新橋駅前 リーマンの街のリーマンのための一大立体集落

東京都
港区
新橋1,2





交通
JR山手線新橋駅下車徒歩





ニュー新橋ビル



新橋駅前ビル




2010.01.23
 
新橋駅周辺は戦後、闇市から発展したバラック密集地だった。東京都は都市防災の観点からこの地区の再開発を行い、東に新橋駅前ビル1号館2号館(昭和41年)、西にニュー新橋ビル(昭和46年)が誕生した。
新橋駅前のシンボル「SL広場」の前に建つこのニュー新橋ビルは、地上11階地下3階、全500区画のテナントが入る巨大な雑居ビルである。新橋駅西口にあたる烏森一帯はサラリーマンの聖地として発展していったが、その真っただ中にあるニュー新橋ビルはまさに街の象徴のように、周囲の歓楽街がそのまま建物の中になだれ込んだような立体集落を形成している。1階のJR新橋駅側にはメジャーな「洋服の青山」が入居しているものの、そのほかは「おやじ御用達」の業態がひしめいていて、おしゃれな店は一切ない。1階は格安チケット店、2階はマッサージ&アダルト&ゲームセンター、3階はクリニック、4階は雀荘&碁会所&屋上庭園、B1階は昼間っから営業している居酒屋が目立ち、5階〜9階事務所、10・11階は住宅(会社が多い)という構成である。小割の区画にいろんな性格の業態が若略なく隣り合っているところが大変面白い「おやじビル」だ。
そして、新橋駅前ビル1号館2号館は、プロフィリットガラスのモダンな外観とは裏腹に、地下にはバラック街そのままの夜の飲食店街が展開している。その出来栄えはニュー新橋ビル地下1階以上だ。しかし、これは時間とともに熟成された空間なのであろう。やはり地上屋外であろうがビル地下であろうがこうなるんだという現象の末なのかもしれない。

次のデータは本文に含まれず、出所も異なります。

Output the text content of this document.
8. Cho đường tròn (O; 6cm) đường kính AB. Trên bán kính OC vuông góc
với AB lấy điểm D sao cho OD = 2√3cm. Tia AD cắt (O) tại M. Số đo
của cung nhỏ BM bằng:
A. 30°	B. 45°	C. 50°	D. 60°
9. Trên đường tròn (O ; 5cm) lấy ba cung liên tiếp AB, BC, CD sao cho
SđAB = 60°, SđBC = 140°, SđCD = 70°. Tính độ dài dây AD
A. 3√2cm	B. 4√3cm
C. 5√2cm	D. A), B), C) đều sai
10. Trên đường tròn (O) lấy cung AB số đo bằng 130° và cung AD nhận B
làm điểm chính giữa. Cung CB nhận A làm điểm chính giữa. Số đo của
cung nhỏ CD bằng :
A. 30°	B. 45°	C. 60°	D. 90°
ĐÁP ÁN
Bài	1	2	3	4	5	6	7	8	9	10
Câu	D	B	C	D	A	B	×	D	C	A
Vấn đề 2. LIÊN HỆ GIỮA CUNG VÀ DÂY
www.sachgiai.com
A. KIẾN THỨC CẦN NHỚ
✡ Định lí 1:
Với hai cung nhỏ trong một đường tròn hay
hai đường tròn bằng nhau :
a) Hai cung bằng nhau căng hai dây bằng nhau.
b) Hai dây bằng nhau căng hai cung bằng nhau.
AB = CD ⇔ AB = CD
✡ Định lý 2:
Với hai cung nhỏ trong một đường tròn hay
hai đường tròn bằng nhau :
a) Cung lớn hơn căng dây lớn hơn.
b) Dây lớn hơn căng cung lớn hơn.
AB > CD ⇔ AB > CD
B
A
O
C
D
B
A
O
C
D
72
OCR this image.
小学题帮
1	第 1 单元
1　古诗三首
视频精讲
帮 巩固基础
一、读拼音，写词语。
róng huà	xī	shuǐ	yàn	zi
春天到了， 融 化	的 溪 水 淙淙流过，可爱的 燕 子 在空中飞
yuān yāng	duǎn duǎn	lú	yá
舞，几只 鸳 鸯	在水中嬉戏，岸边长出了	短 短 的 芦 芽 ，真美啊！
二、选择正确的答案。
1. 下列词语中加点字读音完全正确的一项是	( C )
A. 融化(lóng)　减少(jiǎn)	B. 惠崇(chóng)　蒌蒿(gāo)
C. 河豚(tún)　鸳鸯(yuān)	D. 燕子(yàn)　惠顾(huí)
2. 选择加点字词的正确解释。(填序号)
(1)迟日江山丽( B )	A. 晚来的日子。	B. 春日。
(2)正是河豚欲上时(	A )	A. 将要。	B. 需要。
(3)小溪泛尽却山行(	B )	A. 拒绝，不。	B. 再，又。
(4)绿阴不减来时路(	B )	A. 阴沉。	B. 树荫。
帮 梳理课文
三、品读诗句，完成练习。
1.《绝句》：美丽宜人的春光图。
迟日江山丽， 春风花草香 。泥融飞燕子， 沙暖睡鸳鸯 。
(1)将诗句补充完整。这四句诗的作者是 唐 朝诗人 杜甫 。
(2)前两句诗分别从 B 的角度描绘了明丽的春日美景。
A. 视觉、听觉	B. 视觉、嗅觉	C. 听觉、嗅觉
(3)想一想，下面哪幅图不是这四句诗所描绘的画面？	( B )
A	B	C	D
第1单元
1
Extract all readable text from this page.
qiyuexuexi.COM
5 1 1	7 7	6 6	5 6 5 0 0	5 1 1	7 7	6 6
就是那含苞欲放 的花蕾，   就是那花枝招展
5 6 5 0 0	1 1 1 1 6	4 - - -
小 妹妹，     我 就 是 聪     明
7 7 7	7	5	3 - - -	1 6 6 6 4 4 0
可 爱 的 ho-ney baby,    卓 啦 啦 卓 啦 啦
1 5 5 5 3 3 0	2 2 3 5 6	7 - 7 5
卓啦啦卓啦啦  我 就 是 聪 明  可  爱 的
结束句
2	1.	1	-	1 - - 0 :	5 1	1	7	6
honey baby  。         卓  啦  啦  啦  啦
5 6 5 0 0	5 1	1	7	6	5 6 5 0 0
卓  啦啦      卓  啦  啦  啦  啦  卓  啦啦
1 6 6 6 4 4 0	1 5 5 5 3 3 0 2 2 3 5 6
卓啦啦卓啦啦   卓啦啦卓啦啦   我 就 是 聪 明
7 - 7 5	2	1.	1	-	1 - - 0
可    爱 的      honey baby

低層4階までが商業店舗、5階〜9階が事務所、10・11階が住宅。(左)

アミダのようなスキンをまとう外装(上)
アミダスキンを室藍側から見る。
B1階の居酒屋街。土曜日の真昼間に歩いたが、高齢のおやじ達が大勢飲んでいた。

2階商店街。マッサージが年々増殖しているようだ。かつての風俗店もまだ残っていた。

変形田の字型の通路。階段やエスカレーターには場所を覚えやすいように色分けしたタイルが壁に貼られている。(左) 
3階はマッサージが減り、クリニックや法律事務所が増える。街であれば平面的にエリア分けされるが、ここでは立体的なエリア分けが現象の結果として形成されている。

趣味性の強いマニアックな店は目的をもった人が来るので3階でも成立する。(左)

4階は雀荘が目立つ。その中に満席の碁会所があった。(下)

屋上庭園から眺めたシオサイト(左上)高級雀荘って?(上)

10・11階は住宅階であるが、現在は事務所が多く入居していた。
新橋駅前ビル1号館の外観
プロフィリットガラスのモダンな建物(上)

地下街からのビルの入口(左)
1号館の地下1階メインロード
どうです、赤提灯飲み屋街のように廊下に店が開いてお客がはみ出してる。この通りから脇の路地に入っても店はある。(上)

バラック街がそのままビル地下にビルトインされたので、店の区画は超小さい(左)
新橋駅前ビル2号館の地下1階入り口。こちらは大通りはなくすべて路地。

2号館地下1階の横丁空間。カウンターに店の主1人、客5、6席みたいな小さな店が密集している。
2号館の貸事務室
プロフィリットガラスで閉鎖的かと思ったが、中から見ると意外に明るく開放的。